I’ve wanted to do a photography degree for a while now. I’ve been taking photos for years – my camera comes everywhere-, but I’ve come to a point where there are some fundamental questions I’d like to be able to answer with more confidence. For example, what makes a great photograph? Is it in the eye of the beholder? Is it because someone of note gave it a good review? or is there something more fundamental going on?
What do you need to consider when putting a series of photos together?
What style or genre of photography do I really want to pursue? How do I develop my style?
How do I put aside my prejudices and nurture objectivity?

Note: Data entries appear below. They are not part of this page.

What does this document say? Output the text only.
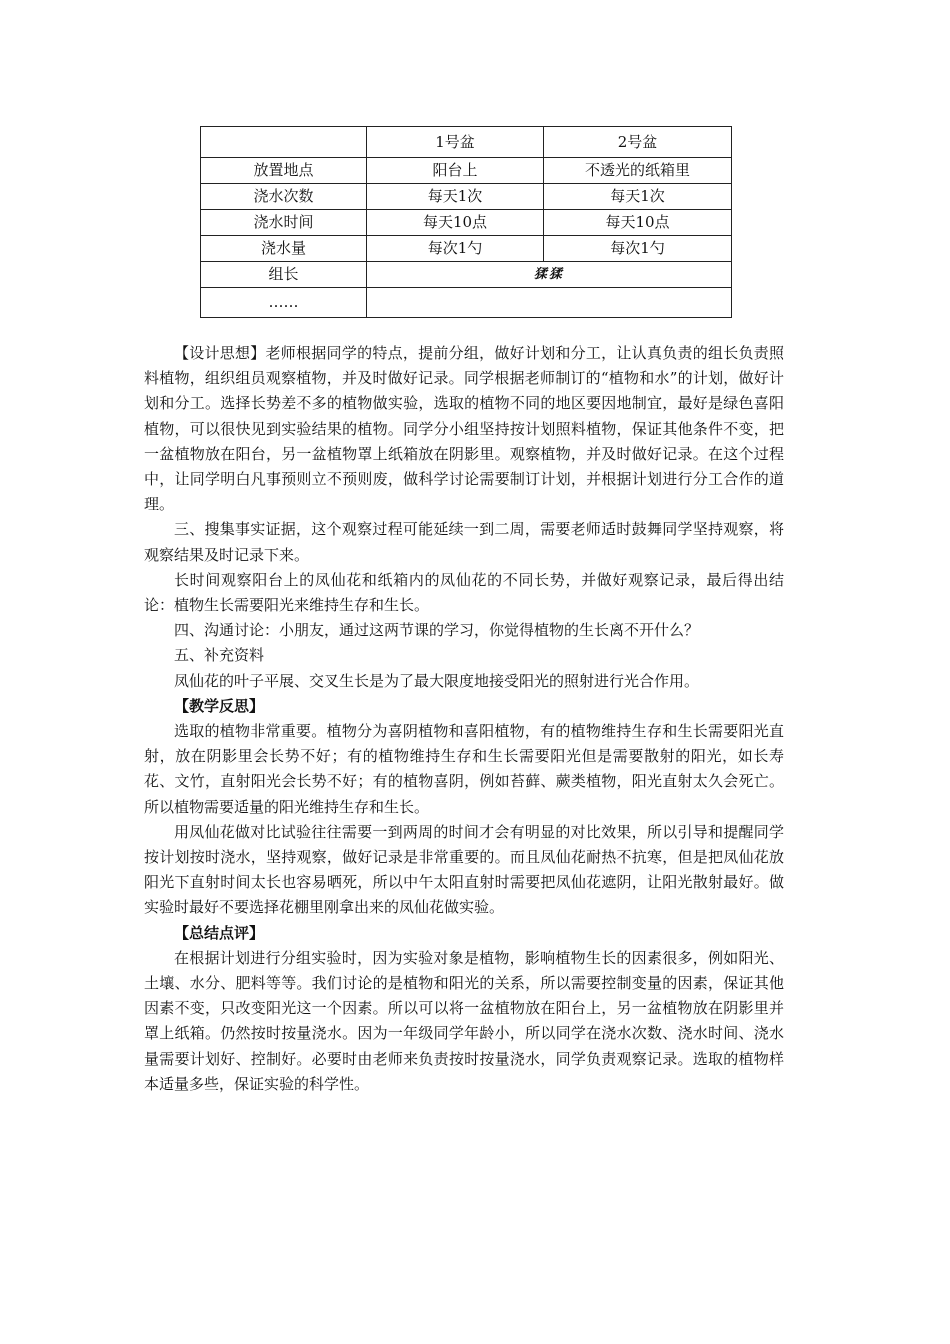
	1号盆	2号盆
放置地点	阳台上	不透光的纸箱里
浇水次数	每天1次	每天1次
浇水时间	每天10点	每天10点
浇水量	每次1勺	每次1勺
组长	猱猱	
……		

【设计思想】老师根据同学的特点，提前分组，做好计划和分工，让认真负责的组长负责照料植物，组织组员观察植物，并及时做好记录。同学根据老师制订的“植物和水”的计划，做好计划和分工。选择长势差不多的植物做实验，选取的植物不同的地区要因地制宜，最好是绿色喜阳植物，可以很快见到实验结果的植物。同学分小组坚持按计划照料植物，保证其他条件不变，把一盆植物放在阳台，另一盆植物罩上纸箱放在阴影里。观察植物，并及时做好记录。在这个过程中，让同学明白凡事预则立不预则废，做科学讨论需要制订计划，并根据计划进行分工合作的道理。

三、搜集事实证据，这个观察过程可能延续一到二周，需要老师适时鼓舞同学坚持观察，将观察结果及时记录下来。

长时间观察阳台上的凤仙花和纸箱内的凤仙花的不同长势，并做好观察记录，最后得出结论：植物生长需要阳光来维持生存和生长。

四、沟通讨论：小朋友，通过这两节课的学习，你觉得植物的生长离不开什么？

五、补充资料

凤仙花的叶子平展、交叉生长是为了最大限度地接受阳光的照射进行光合作用。

【教学反思】

选取的植物非常重要。植物分为喜阴植物和喜阳植物，有的植物维持生存和生长需要阳光直射，放在阴影里会长势不好；有的植物维持生存和生长需要阳光但是需要散射的阳光，如长寿花、文竹，直射阳光会长势不好；有的植物喜阴，例如苔藓、蕨类植物，阳光直射太久会死亡。所以植物需要适量的阳光维持生存和生长。

用凤仙花做对比试验往往需要一到两周的时间才会有明显的对比效果，所以引导和提醒同学按计划按时浇水，坚持观察，做好记录是非常重要的。而且凤仙花耐热不抗寒，但是把凤仙花放阳光下直射时间太长也容易晒死，所以中午太阳直射时需要把凤仙花遮阴，让阳光散射最好。做实验时最好不要选择花棚里刚拿出来的凤仙花做实验。

【总结点评】

在根据计划进行分组实验时，因为实验对象是植物，影响植物生长的因素很多，例如阳光、土壤、水分、肥料等等。我们讨论的是植物和阳光的关系，所以需要控制变量的因素，保证其他因素不变，只改变阳光这一个因素。所以可以将一盆植物放在阳台上，另一盆植物放在阴影里并罩上纸箱。仍然按时按量浇水。因为一年级同学年龄小，所以同学在浇水次数、浇水时间、浇水量需要计划好、控制好。必要时由老师来负责按时按量浇水，同学负责观察记录。选取的植物样本适量多些，保证实验的科学性。
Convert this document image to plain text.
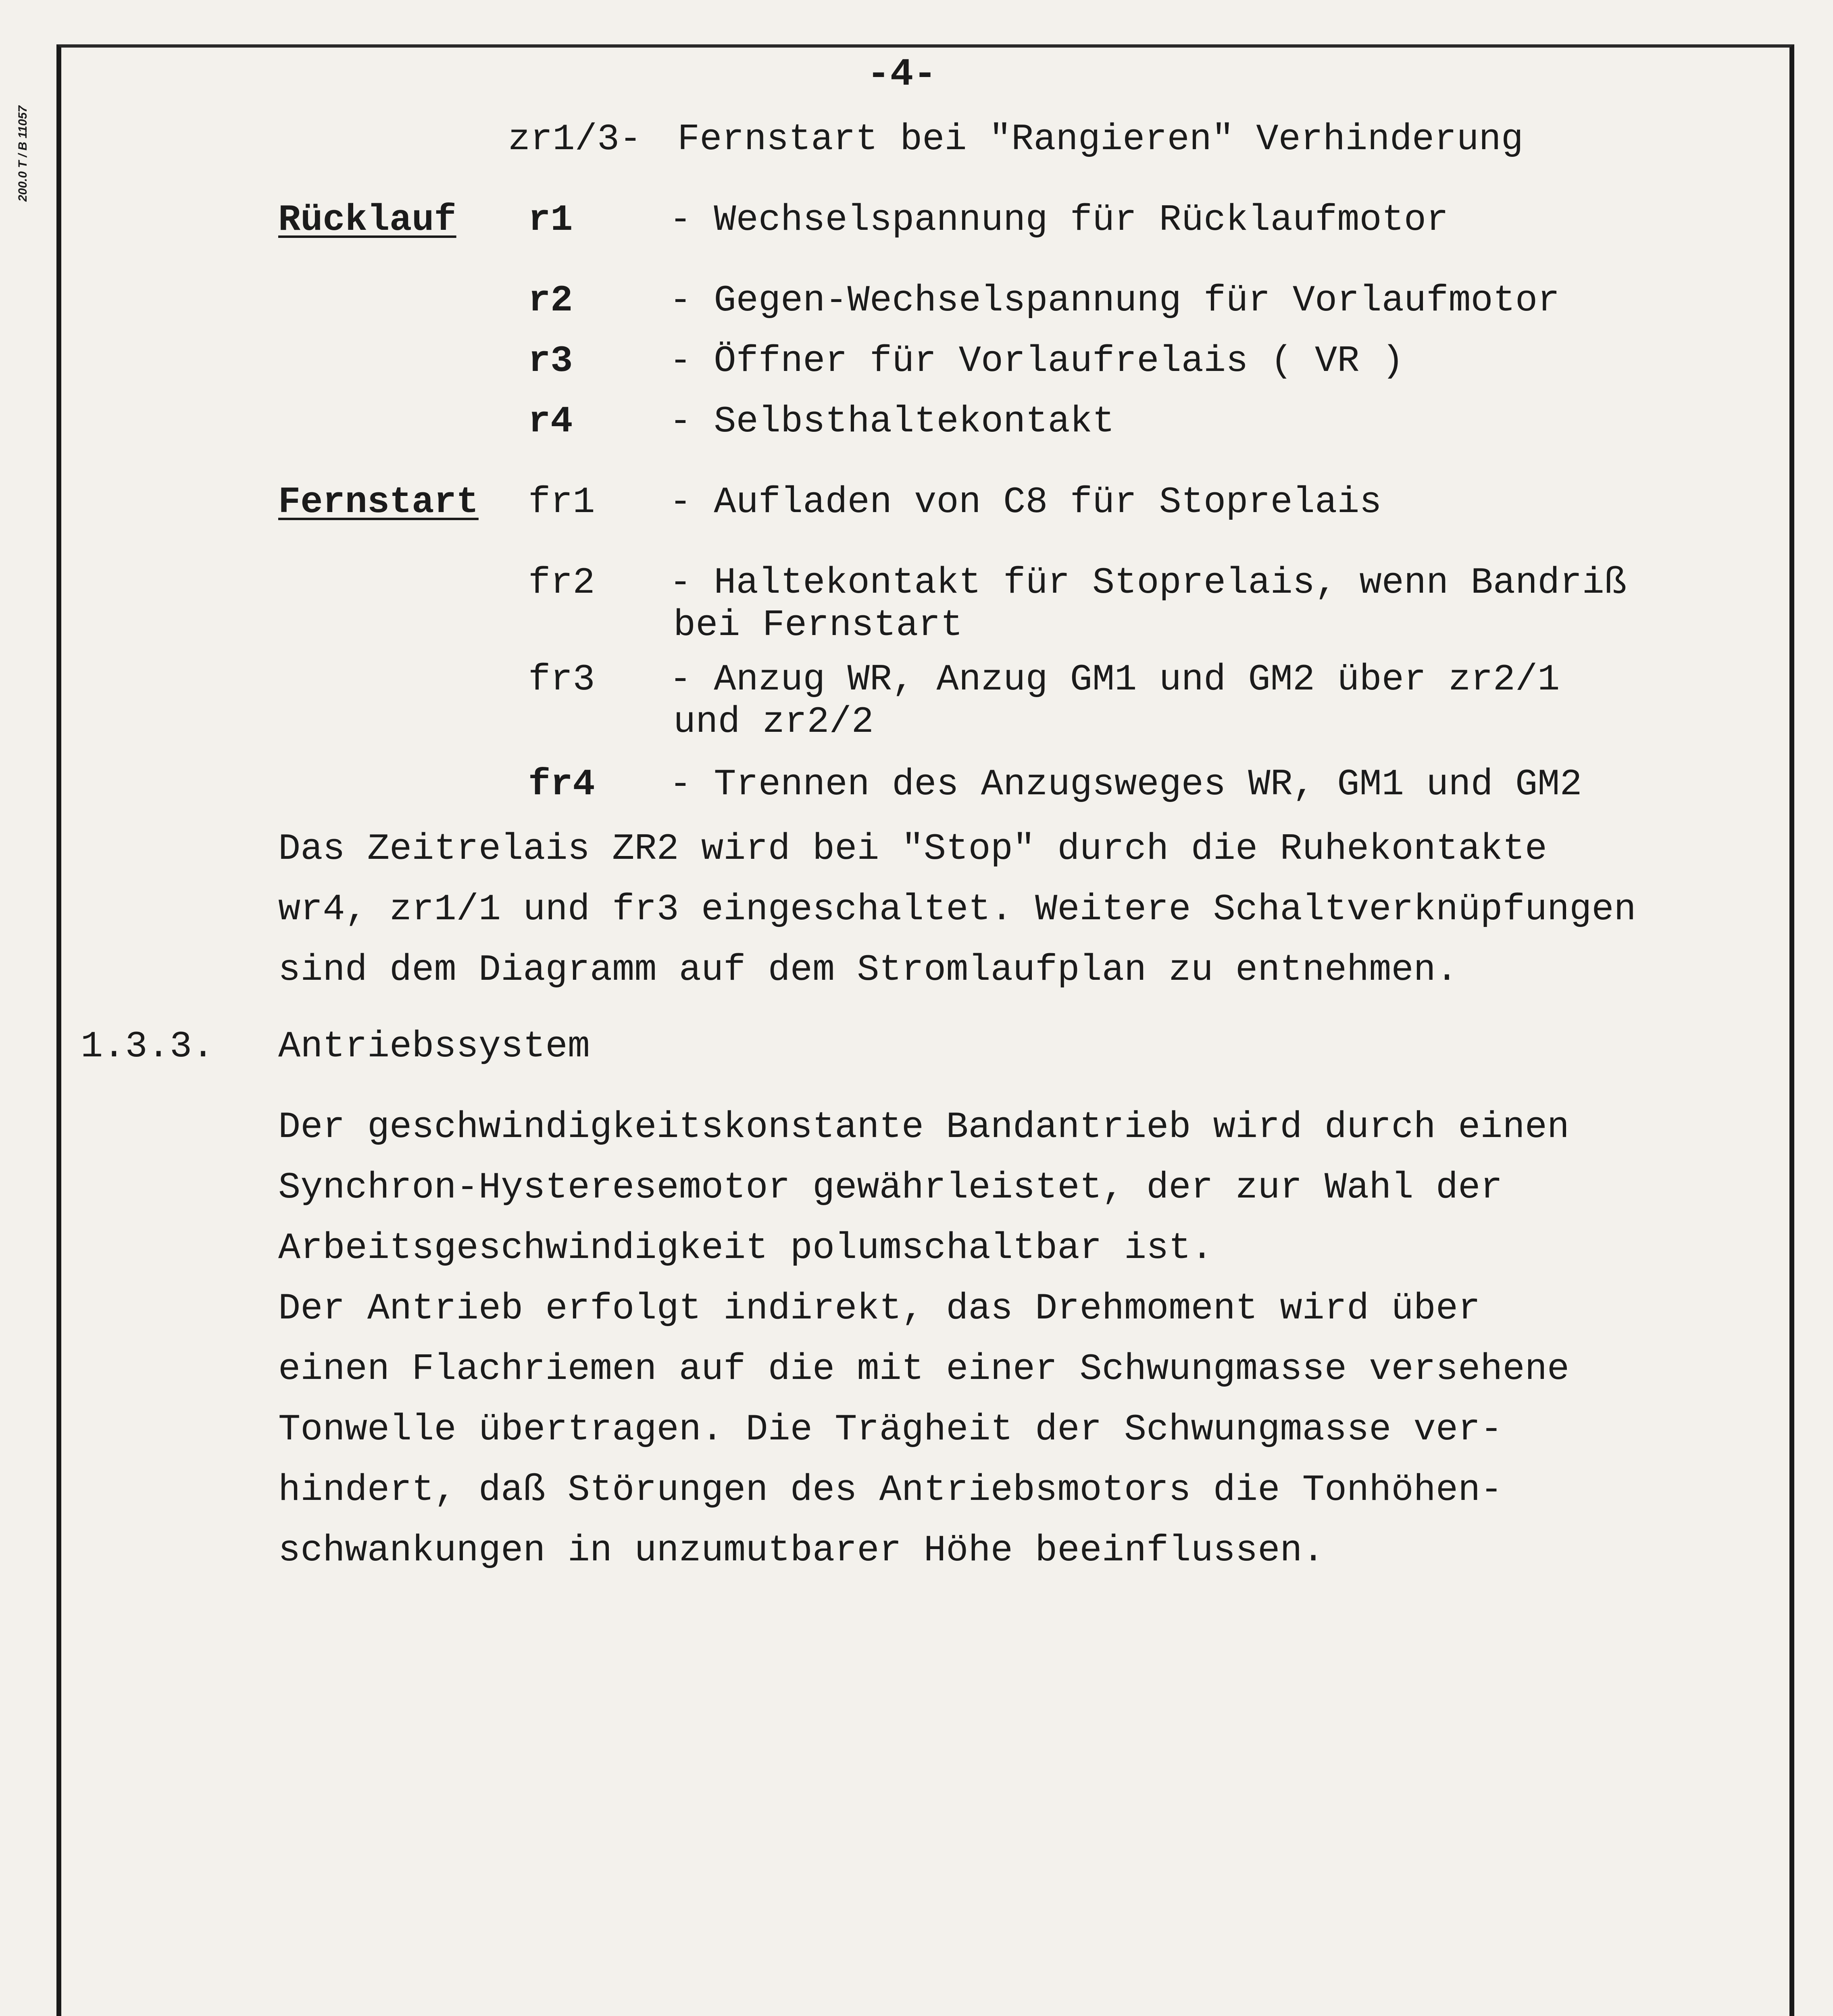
200.0 T / B 11057
-4-
zr1/3- Fernstart bei "Rangieren" Verhinderung
Rücklauf r1	- Wechselspannung für Rücklaufmotor
r2	- Gegen-Wechselspannung für Vorlaufmotor
r3	- Öffner für Vorlaufrelais ( VR )
r4	- Selbsthaltekontakt
Fernstart fr1 - Aufladen von C8 für Stoprelais
fr2 - Haltekontakt für Stoprelais, wenn Bandriß
bei Fernstart
fr3 - Anzug WR, Anzug GM1 und GM2 über zr2/1
und zr2/2
fr4 - Trennen des Anzugsweges WR, GM1 und GM2
Das Zeitrelais ZR2 wird bei "Stop" durch die Ruhekontakte
wr4, zr1/1 und fr3 eingeschaltet. Weitere Schaltverknüpfungen
sind dem Diagramm auf dem Stromlaufplan zu entnehmen.
1.3.3. Antriebssystem
Der geschwindigkeitskonstante Bandantrieb wird durch einen
Synchron-Hysteresemotor gewährleistet, der zur Wahl der
Arbeitsgeschwindigkeit polumschaltbar ist.
Der Antrieb erfolgt indirekt, das Drehmoment wird über
einen Flachriemen auf die mit einer Schwungmasse versehene
Tonwelle übertragen. Die Trägheit der Schwungmasse ver-
hindert, daß Störungen des Antriebsmotors die Tonhöhen-
schwankungen in unzumutbarer Höhe beeinflussen.
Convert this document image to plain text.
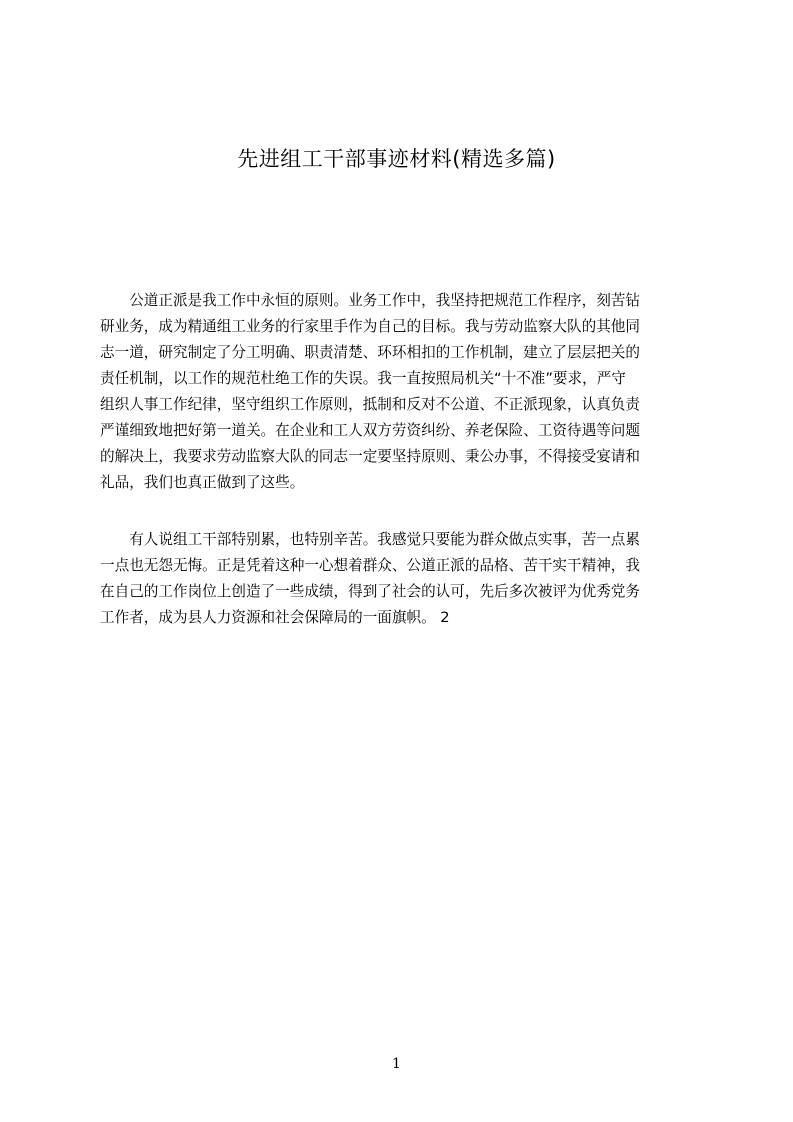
先进组工干部事迹材料(精选多篇)
　　公道正派是我工作中永恒的原则。业务工作中，我坚持把规范工作程序，刻苦钻
研业务，成为精通组工业务的行家里手作为自己的目标。我与劳动监察大队的其他同
志一道，研究制定了分工明确、职责清楚、环环相扣的工作机制，建立了层层把关的
责任机制，以工作的规范杜绝工作的失误。我一直按照局机关“十不准”要求，严守
组织人事工作纪律，坚守组织工作原则，抵制和反对不公道、不正派现象，认真负责
严谨细致地把好第一道关。在企业和工人双方劳资纠纷、养老保险、工资待遇等问题
的解决上，我要求劳动监察大队的同志一定要坚持原则、秉公办事，不得接受宴请和
礼品，我们也真正做到了这些。
　　有人说组工干部特别累，也特别辛苦。我感觉只要能为群众做点实事，苦一点累
一点也无怨无悔。正是凭着这种一心想着群众、公道正派的品格、苦干实干精神，我
在自己的工作岗位上创造了一些成绩，得到了社会的认可，先后多次被评为优秀党务
工作者，成为县人力资源和社会保障局的一面旗帜。 2
1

Today, I was reading one of the course books, The Photograph-Graham Clarke-which I’m enjoying very much, but in one section he talks about a photo by Diane Erbus – Identical Twins 1967- he uses it to discuss (very well) the complexity of reading a photo. While he described the photo, it struck me that he talked a lot about Arbus’s intent-now for one photo there was a hell of a lot of intent! Now, I don’t know if Diane Erbus has clarified her thinking behind the photo, – maybe she just took it because it piqued her interest or she saw something that motivated her to take it.
I’ve seen this a lot with famous photos and admit I’m highly skeptical when it comes to interpreting other artists’ or photographers’ intent. And that’s one of the things I want to learn in this course-confidence and breadth of thinking to help me understand the theories and thinking behind different photographic disciplines.